We need to take responsibility, first and foremost. It does not matter if something will drive people away – if someone will, chas veshalom, leave yiddishkeit because of not being able to flaunt one’s body, than you cannot blame chinuch or being ‘judgemental’ – you can blame whoever taught them the shtus. We live in a time when if you tell someone anything is the least bit wrong – you’re some kind of preacher or fanatic – this is not the 60’s where people did whatever they wanted and if, g-d forbid, someone voiced sechel, they were met with ‘get off my back, man’ inbetween pulls of marijuana.
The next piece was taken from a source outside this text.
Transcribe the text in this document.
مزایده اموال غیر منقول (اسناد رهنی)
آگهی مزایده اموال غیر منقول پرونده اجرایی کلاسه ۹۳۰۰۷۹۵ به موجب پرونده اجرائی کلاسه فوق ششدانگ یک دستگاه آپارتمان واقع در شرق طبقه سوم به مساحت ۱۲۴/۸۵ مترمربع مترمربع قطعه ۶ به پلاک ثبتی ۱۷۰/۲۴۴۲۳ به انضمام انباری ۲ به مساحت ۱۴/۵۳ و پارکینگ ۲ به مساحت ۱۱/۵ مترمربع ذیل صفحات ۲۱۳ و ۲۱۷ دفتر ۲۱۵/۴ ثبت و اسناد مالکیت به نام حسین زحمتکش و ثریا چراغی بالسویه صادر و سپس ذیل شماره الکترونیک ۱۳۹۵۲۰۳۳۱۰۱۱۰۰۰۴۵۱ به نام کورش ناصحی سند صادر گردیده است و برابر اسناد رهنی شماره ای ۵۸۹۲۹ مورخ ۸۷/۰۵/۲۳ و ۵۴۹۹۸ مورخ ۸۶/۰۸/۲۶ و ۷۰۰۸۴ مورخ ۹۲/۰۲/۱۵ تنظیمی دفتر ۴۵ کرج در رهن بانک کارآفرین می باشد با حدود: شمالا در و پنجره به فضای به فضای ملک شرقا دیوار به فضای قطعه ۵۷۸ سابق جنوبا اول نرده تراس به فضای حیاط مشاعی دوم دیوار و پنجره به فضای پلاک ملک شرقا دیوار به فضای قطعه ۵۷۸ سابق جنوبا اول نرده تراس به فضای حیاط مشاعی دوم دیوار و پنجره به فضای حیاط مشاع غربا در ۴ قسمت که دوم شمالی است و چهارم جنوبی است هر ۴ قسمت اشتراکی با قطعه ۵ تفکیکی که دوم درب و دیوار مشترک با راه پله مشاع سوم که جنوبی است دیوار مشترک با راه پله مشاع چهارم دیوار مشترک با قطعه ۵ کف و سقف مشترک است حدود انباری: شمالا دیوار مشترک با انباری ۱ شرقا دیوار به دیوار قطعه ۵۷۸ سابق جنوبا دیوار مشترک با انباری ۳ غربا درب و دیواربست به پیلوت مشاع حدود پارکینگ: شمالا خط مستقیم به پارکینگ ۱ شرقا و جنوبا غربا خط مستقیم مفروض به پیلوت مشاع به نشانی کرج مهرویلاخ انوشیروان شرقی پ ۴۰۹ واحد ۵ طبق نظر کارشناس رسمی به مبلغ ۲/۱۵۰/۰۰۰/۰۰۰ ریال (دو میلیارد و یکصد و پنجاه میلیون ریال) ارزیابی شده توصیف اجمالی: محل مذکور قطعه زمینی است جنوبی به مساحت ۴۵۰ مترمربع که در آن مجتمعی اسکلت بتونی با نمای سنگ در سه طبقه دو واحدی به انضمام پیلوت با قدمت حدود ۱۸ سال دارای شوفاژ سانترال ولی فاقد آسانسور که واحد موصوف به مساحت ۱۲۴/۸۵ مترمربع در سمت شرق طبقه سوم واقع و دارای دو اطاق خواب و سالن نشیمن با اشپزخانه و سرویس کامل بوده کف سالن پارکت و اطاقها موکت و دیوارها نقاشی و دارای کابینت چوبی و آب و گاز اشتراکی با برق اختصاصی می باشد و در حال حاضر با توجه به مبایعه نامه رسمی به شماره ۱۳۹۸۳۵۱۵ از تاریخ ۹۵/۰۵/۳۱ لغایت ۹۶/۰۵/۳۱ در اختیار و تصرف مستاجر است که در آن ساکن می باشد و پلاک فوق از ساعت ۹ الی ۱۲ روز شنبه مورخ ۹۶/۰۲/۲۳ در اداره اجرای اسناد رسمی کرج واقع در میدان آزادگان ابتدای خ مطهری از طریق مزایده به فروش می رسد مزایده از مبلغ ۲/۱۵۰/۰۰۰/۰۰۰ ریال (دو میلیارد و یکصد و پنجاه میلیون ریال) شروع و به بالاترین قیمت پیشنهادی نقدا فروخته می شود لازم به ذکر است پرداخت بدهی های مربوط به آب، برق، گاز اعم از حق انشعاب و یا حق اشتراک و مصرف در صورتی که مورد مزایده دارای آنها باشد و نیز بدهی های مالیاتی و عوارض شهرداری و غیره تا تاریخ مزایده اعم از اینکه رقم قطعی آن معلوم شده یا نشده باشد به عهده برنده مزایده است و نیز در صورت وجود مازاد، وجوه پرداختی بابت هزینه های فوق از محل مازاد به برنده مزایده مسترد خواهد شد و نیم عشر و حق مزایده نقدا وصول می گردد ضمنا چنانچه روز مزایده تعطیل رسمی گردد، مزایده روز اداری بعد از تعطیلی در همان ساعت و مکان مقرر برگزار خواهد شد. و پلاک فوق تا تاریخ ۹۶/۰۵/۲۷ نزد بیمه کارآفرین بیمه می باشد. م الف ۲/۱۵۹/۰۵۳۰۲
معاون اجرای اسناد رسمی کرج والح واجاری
Where is the line drawn? Why is it not considered judgemetal to tell your kids to keep shabbos or kosher? Why is it davka the things that america considers tabboo that we cant teach our kids? Why is it that if someone tells as girl how to dress they are judgemental, but if they say not to break shabbos they’re just doing chinuch? Same with pre-marital relationships and everything in that whole sphere – it’s a doubel standard with a line that can be drawn exactly where american attitudes draws it – when will we wake up?
Being judgemental is judging the person. If you tell a girl who is immodest that she’ll roast in gehinnom..thats not torah and that is judgemental, but that is as far as the concept extends.
Education isn’t the only thing – in places like shuls and other centers of the kehilos there has to be a zero tolerance policy for these issues – we can offer women tzniusdige clothing to wear just when they’re in shul(kind of like how they have talisim outside the shuls) just to instill a community-wide stance on tznius. Nothing is going too far, and nothing is to be considered ‘fanatical’. Like I wrote before, we can take a real lesson from the charedim in eretz yisroel – they react to the poisons of immodesty firmly and uncompromisingly, and so should we, even if that means ruffling a few feathers in the communities that are dens of this illness.